Eules, also a trained hostage negotiator, talked aloud, peering into his field glasses. “My name is Special Agent Eules; I’m with the F.B.I. Let’s talk a deal.”
“No deals, fuckface. I want safe passage out of here, or I cut this dizzy bitch’s head off and throw it at ya. I want a fuckin’ armored car here in twenty minutes, to take me to Canada.”
“That’s a long haul, man,” Eules said over the open line.
“I don’t give a shit. You do it or I start cutting.”
“Listen, pal. All you did was knock over a bunch of banks. You never hurt anyone. I’ll get you off easy if you drop your shit.”
“I hit some of your pigs, so don’t bullshit me!”
“They were wearing vests, man. You didn’t even muss their hair. We take you down our way, you’ll get twenty years max, parole in six or seven probably.”
“Open your ears, jackass! I ain’t going to the fucking can!”
“You drop the shank,” Eules continued, “let the woman go, and walk out of there with your hands up, and I guarantee you you won’t be shot. I’ll drop the assaulting-federal-officers charges, and I’ll even guarantee you don’t do more than five years. Keep your act clean, and you’ll be out in three on GB. You can do five years standing on your head.”
Helen watched. The perp seemed to consider this, and Helen was impressed by Eules’s resolve. At least he was giving it a shot.
Eules waved a finger, a flag for one of the suits to cut off the intercom. Then Eules told the sniper, “Watch for your mark. Tell me when you’ve got a good laser bead. It’s gotta be a head shot.”
The sniper stood still as a granite statue. Helen watched a
t the same time, and noticed the tiny red laser dot high right on the perp’s chest. It began to raise.

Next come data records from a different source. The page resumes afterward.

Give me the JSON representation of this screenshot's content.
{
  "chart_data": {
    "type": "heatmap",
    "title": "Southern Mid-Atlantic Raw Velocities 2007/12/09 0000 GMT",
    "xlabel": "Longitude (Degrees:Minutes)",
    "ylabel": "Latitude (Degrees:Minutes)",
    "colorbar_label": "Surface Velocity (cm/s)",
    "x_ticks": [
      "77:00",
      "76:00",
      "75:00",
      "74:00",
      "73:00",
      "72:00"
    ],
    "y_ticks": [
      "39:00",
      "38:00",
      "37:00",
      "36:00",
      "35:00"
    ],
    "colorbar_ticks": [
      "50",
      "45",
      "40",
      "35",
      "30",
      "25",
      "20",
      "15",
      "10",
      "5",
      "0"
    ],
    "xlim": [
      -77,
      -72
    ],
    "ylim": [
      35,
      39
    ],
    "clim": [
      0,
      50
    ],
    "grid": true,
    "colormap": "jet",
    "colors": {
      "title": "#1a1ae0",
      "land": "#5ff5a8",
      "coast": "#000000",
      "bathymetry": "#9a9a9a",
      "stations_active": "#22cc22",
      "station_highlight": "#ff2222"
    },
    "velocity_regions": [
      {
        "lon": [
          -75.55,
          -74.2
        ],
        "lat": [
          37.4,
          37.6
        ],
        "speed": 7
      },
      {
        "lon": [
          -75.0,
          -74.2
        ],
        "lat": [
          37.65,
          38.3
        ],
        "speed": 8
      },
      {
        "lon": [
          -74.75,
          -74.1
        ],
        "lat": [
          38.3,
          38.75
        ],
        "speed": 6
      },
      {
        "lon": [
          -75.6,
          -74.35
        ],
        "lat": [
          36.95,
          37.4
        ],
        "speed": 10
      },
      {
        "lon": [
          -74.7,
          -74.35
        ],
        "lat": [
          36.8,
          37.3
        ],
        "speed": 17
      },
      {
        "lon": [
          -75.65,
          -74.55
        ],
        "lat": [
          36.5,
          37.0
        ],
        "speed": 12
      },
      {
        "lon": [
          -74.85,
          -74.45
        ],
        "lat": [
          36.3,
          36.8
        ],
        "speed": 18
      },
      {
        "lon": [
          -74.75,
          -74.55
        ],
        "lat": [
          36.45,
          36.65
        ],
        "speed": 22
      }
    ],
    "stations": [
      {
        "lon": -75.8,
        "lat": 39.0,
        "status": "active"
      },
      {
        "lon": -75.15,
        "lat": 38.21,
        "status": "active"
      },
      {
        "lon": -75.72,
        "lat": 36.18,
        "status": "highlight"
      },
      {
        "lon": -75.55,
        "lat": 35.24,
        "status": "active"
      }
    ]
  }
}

“Fuck you!” the perp bellowed back. “You’re bullshitting and you know it. I’m gonna cut this bitch’s head off if you don’t—”
“Got it,” the sniper said.
“Take your target.”
Wham!
It was like no gunshot she’d ever heard, more akin to a large door slamming. Nevertheless, the sonic distraction did not take Helen’s eyes away from the binoculars.
“Target down,” the sniper calmly replied.
But it had been something slower than a dream. Helen watched the whole thing. She saw the perp standing there waving the knife as he bellowed his objections into the phone. She saw the laser dot staying high on his forehead. Then came the report.
The perp’s hand opened before he fell backward, just as Eules had cited. The woman ran away. The perp fell to the ground faster than a demolitioned building.
“All units,” Eules barked into a Motorola radio. “Target is down. Enter the perimeter at will and clear the room. Watch for cross-fire.”
Out of nowhere, then, probably fifty cops rushed the building in the throbbing light. At the same time, unseen F.B.I. rappellers dropped off the side of the building and flew feet first into the apartment’s front room.
Eules watched intently until he heard a radio break: “Team Leader to Gunpost One. Perimeter secure. The target is dead. The hostage is okay.”
Eules set down his mike and popped a stick of gum in his mouth. He winked at Helen. “All in a day’s work, huh?”
Helen gulped. “I’m impressed.”
««—»»
“It’s good to see you,” Tom said.
Helen faltered hard. What could she think of him now? The hostage thing had been only a postponement of what she knew she must do. Go to him. Talk to him. Feel him out, she realized.
Tom frowned, snapping on surgical gloves over the corpse.